Bagi masyarakat Trang Xa, pohon jeruk bali tidak hanya memberikan penghasilan tetapi juga mewakili hasil dari upaya perbaikan lahan dan penataan ulang tanaman selama bertahun-tahun. Oleh karena itu, menebangnya adalah sesuatu yang tidak diinginkan siapa pun. Namun, di bawah tekanan ekonomi, beberapa rumah tangga telah mempertimbangkan pilihan ini. Bapak Nguyen Van Dung, seorang petani jeruk bali, berbagi: "Jika produknya tidak dapat dijual, akan sangat sulit untuk memenuhi kebutuhan hidup."
![]() |
| Banyak kebun jeruk bali telah berbunga dan berbuah untuk musim baru, tetapi buah dari musim sebelumnya masih tertinggal di pohon, yang jelas mencerminkan kesulitan dalam menjual hasil panen tersebut. |
Menghadapi situasi ini, pemerintah daerah telah mengadakan banyak pertemuan untuk mencari solusi. Namun, masalah pencarian pasar untuk produk pertanian tetap kompleks dan membutuhkan pendekatan komprehensif jangka panjang. Menurut para ahli, untuk mengatasi situasi panen melimpah tetapi kesulitan dalam penjualan, Trang Xa perlu beralih secara signifikan ke produksi berbasis rantai nilai.
Pertama dan terpenting, daerah-daerah perlu fokus membangun merek untuk produk pomelo, bergerak menuju pendaftaran merek dagang kolektif dan indikasi geografis. Ini akan menjadi dasar untuk meningkatkan nilai dan membangun kepercayaan konsumen.
Selain itu, masyarakat perlu berinovasi dalam metode produksi dan menerapkan standar seperti VietGAP dan OCOP untuk memastikan kualitas yang konsisten dan memenuhi permintaan pasar. Solusi penting lainnya adalah memperkuat hubungan antara petani, koperasi, pelaku usaha, dan pemerintah. Ketika pelaku usaha berpartisipasi dalam pembelian dan distribusi produk pertanian, risiko pasar akan berkurang secara signifikan.

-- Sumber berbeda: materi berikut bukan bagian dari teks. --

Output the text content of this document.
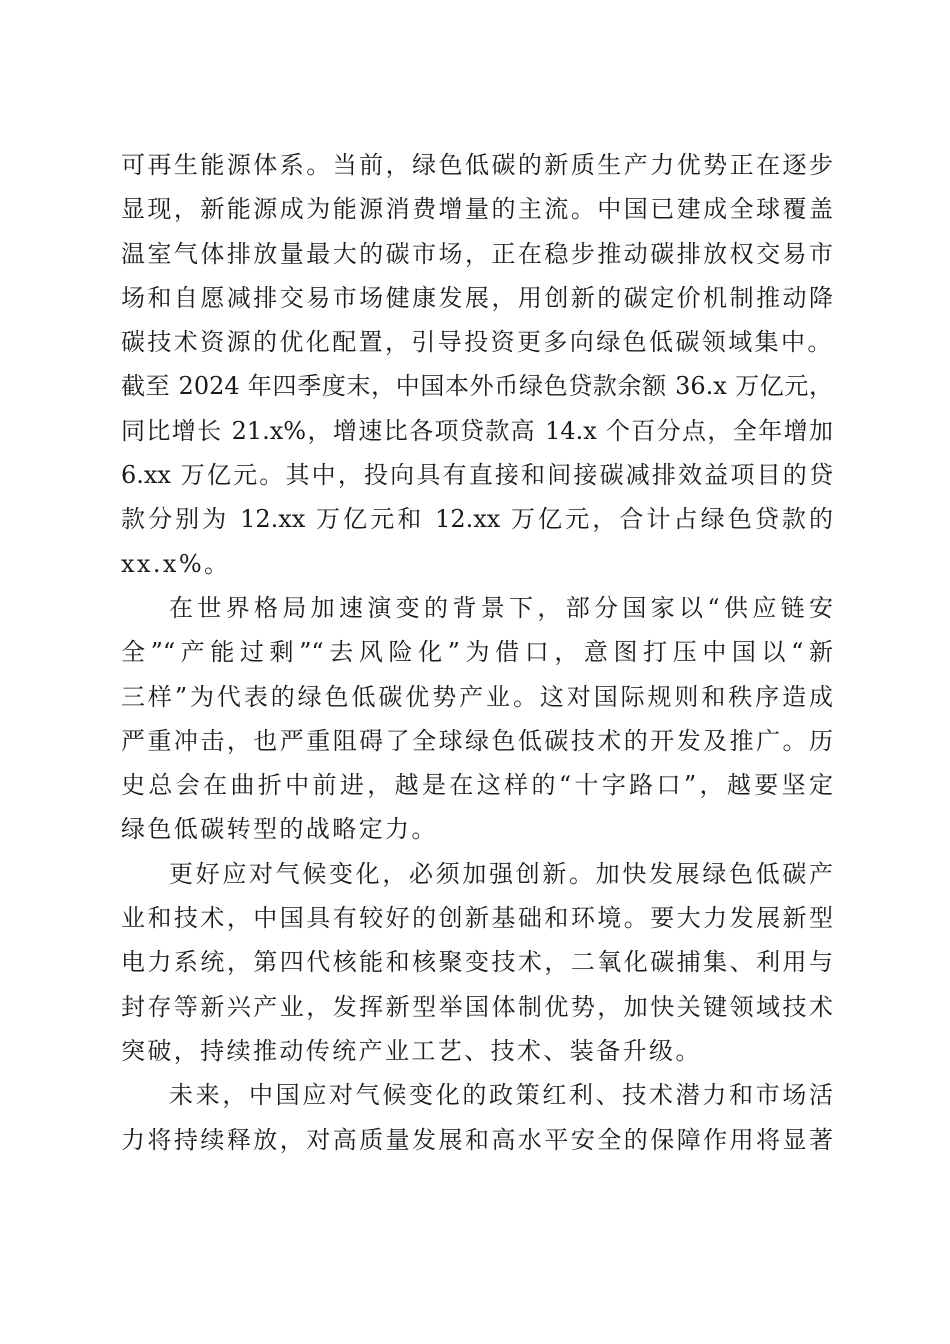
可再生能源体系。当前，绿色低碳的新质生产力优势正在逐步
显现，新能源成为能源消费增量的主流。中国已建成全球覆盖
温室气体排放量最大的碳市场，正在稳步推动碳排放权交易市
场和自愿减排交易市场健康发展，用创新的碳定价机制推动降
碳技术资源的优化配置，引导投资更多向绿色低碳领域集中。
截至 2024 年四季度末，中国本外币绿色贷款余额 36.x 万亿元，
同比增长 21.x%，增速比各项贷款高 14.x 个百分点，全年增加
6.xx 万亿元。其中，投向具有直接和间接碳减排效益项目的贷
款分别为 12.xx 万亿元和 12.xx 万亿元，合计占绿色贷款的
xx.x%。
在世界格局加速演变的背景下，部分国家以“供应链安
全”“产能过剩”“去风险化”为借口，意图打压中国以“新
三样”为代表的绿色低碳优势产业。这对国际规则和秩序造成
严重冲击，也严重阻碍了全球绿色低碳技术的开发及推广。历
史总会在曲折中前进，越是在这样的“十字路口”，越要坚定
绿色低碳转型的战略定力。
更好应对气候变化，必须加强创新。加快发展绿色低碳产
业和技术，中国具有较好的创新基础和环境。要大力发展新型
电力系统，第四代核能和核聚变技术，二氧化碳捕集、利用与
封存等新兴产业，发挥新型举国体制优势，加快关键领域技术
突破，持续推动传统产业工艺、技术、装备升级。
未来，中国应对气候变化的政策红利、技术潜力和市场活
力将持续释放，对高质量发展和高水平安全的保障作用将显著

Selain itu, daerah tersebut telah mulai memanfaatkan keunggulan kebun pomelonya untuk mengembangkan ekowisata dan wisata pengalaman , yang berkontribusi pada promosi produk tersebut. Ibu Duong Thi Huong, Wakil Ketua Komite Rakyat Komune Trang Xa, mengatakan: Arah ini membuka lebih banyak peluang konsumsi dan meningkatkan nilai produk.
Kisah pohon pomelo di Trang Xa dengan jelas mencerminkan masalah yang umum terjadi di bidang pertanian: produksi mungkin menghasilkan hasil yang baik, tetapi konsumsi menghadapi banyak kendala. Di daerah dengan banyak rumah tangga miskin, terutama minoritas etnis, memastikan akses pasar untuk produk pertanian terkait erat dengan tujuan kesejahteraan sosial.

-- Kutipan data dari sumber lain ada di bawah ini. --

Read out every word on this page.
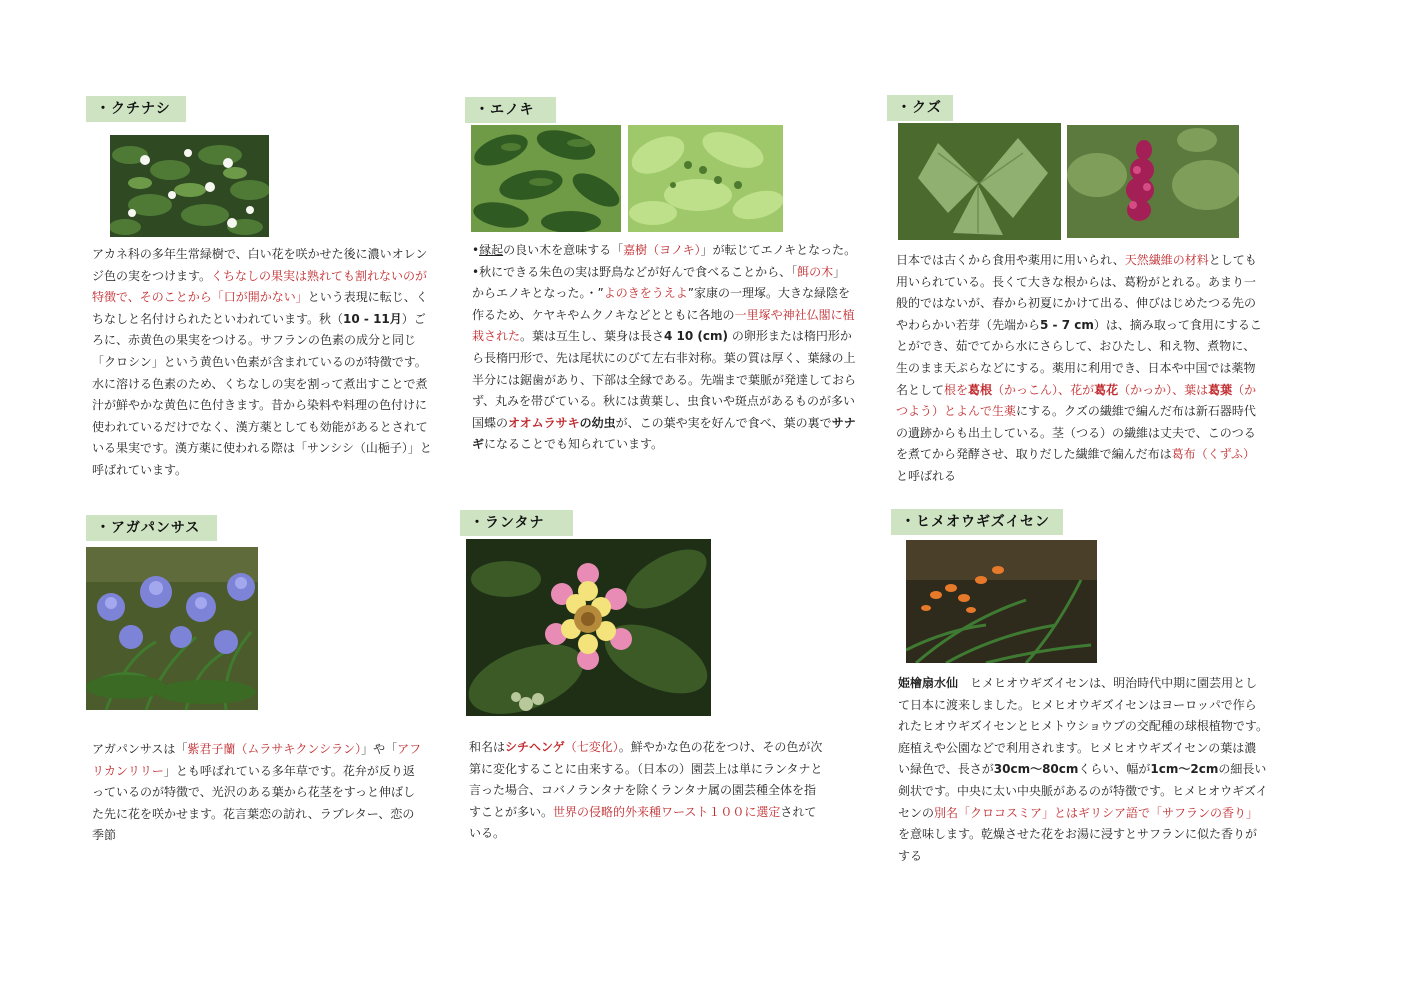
・クチナシ

アカネ科の多年生常緑樹で、白い花を咲かせた後に濃いオレンジ色の実をつけます。くちなしの果実は熟れても割れないのが特徴で、そのことから「口が開かない」という表現に転じ、くちなしと名付けられたといわれています。秋（10 - 11月）ごろに、赤黄色の果実をつける。サフランの色素の成分と同じ「クロシン」という黄色い色素が含まれているのが特徴です。水に溶ける色素のため、くちなしの実を割って煮出すことで煮汁が鮮やかな黄色に色付きます。昔から染料や料理の色付けに使われているだけでなく、漢方薬としても効能があるとされている果実です。漢方薬に使われる際は「サンシシ（山梔子）」と呼ばれています。

・アガパンサス

アガパンサスは「紫君子蘭（ムラサキクンシラン）」や「アフリカンリリー」とも呼ばれている多年草です。花弁が反り返っているのが特徴で、光沢のある葉から花茎をすっと伸ばした先に花を咲かせます。花言葉恋の訪れ、ラブレター、恋の季節

・エノキ

•縁起の良い木を意味する「嘉樹（ヨノキ）」が転じてエノキとなった。

•秋にできる朱色の実は野鳥などが好んで食べることから、「餌の木」からエノキとなった。・”よのきをうえよ”家康の一理塚。大きな緑陰を作るため、ケヤキやムクノキなどとともに各地の一里塚や神社仏閣に植栽された。葉は互生し、葉身は長さ4 10 (cm) の卵形または楕円形から長楕円形で、先は尾状にのびて左右非対称。葉の質は厚く、葉縁の上半分には鋸歯があり、下部は全縁である。先端まで葉脈が発達しておらず、丸みを帯びている。秋には黄葉し、虫食いや斑点があるものが多い国蝶のオオムラサキの幼虫が、この葉や実を好んで食べ、葉の裏でサナギになることでも知られています。

・ランタナ

和名はシチヘンゲ（七変化）。鮮やかな色の花をつけ、その色が次第に変化することに由来する。（日本の）園芸上は単にランタナと言った場合、コバノランタナを除くランタナ属の園芸種全体を指すことが多い。世界の侵略的外来種ワースト１００に選定されている。

・クズ

日本では古くから食用や薬用に用いられ、天然繊維の材料としても用いられている。長くて大きな根からは、葛粉がとれる。あまり一般的ではないが、春から初夏にかけて出る、伸びはじめたつる先のやわらかい若芽（先端から5 - 7 cm）は、摘み取って食用にすることができ、茹でてから水にさらして、おひたし、和え物、煮物に、生のまま天ぷらなどにする。薬用に利用でき、日本や中国では薬物名として根を葛根（かっこん）、花が葛花（かっか）、葉は葛葉（かつよう）とよんで生薬にする。クズの繊維で編んだ布は新石器時代の遺跡からも出土している。茎（つる）の繊維は丈夫で、このつるを煮てから発酵させ、取りだした繊維で編んだ布は葛布（くずふ）と呼ばれる

・ヒメオウギズイセン

姫檜扇水仙　ヒメヒオウギズイセンは、明治時代中期に園芸用として日本に渡来しました。ヒメヒオウギズイセンはヨーロッパで作られたヒオウギズイセンとヒメトウショウブの交配種の球根植物です。庭植えや公園などで利用されます。ヒメヒオウギズイセンの葉は濃い緑色で、長さが30cm〜80cmくらい、幅が1cm〜2cmの細長い剣状です。中央に太い中央脈があるのが特徴です。ヒメヒオウギズイセンの別名「クロコスミア」とはギリシア語で「サフランの香り」を意味します。乾燥させた花をお湯に浸すとサフランに似た香りがする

Agar pohon pomelo terus memainkan peran penting dalam pembangunan ekonomi, diperlukan keterlibatan yang lebih tegas dari semua tingkatan pemerintahan, lembaga terkait, dan masyarakat itu sendiri. Ketika produksi dikaitkan dengan permintaan pasar, dan ketika petani memiliki sumber yang andal untuk konsumsi produk, kesulitan yang dihadapi selama panen pomelo akan secara bertahap teratasi. Hanya dengan demikian rasa manis pomelo Trang Xa benar-benar akan menjadi bagian yang berkelanjutan dari kehidupan masyarakat.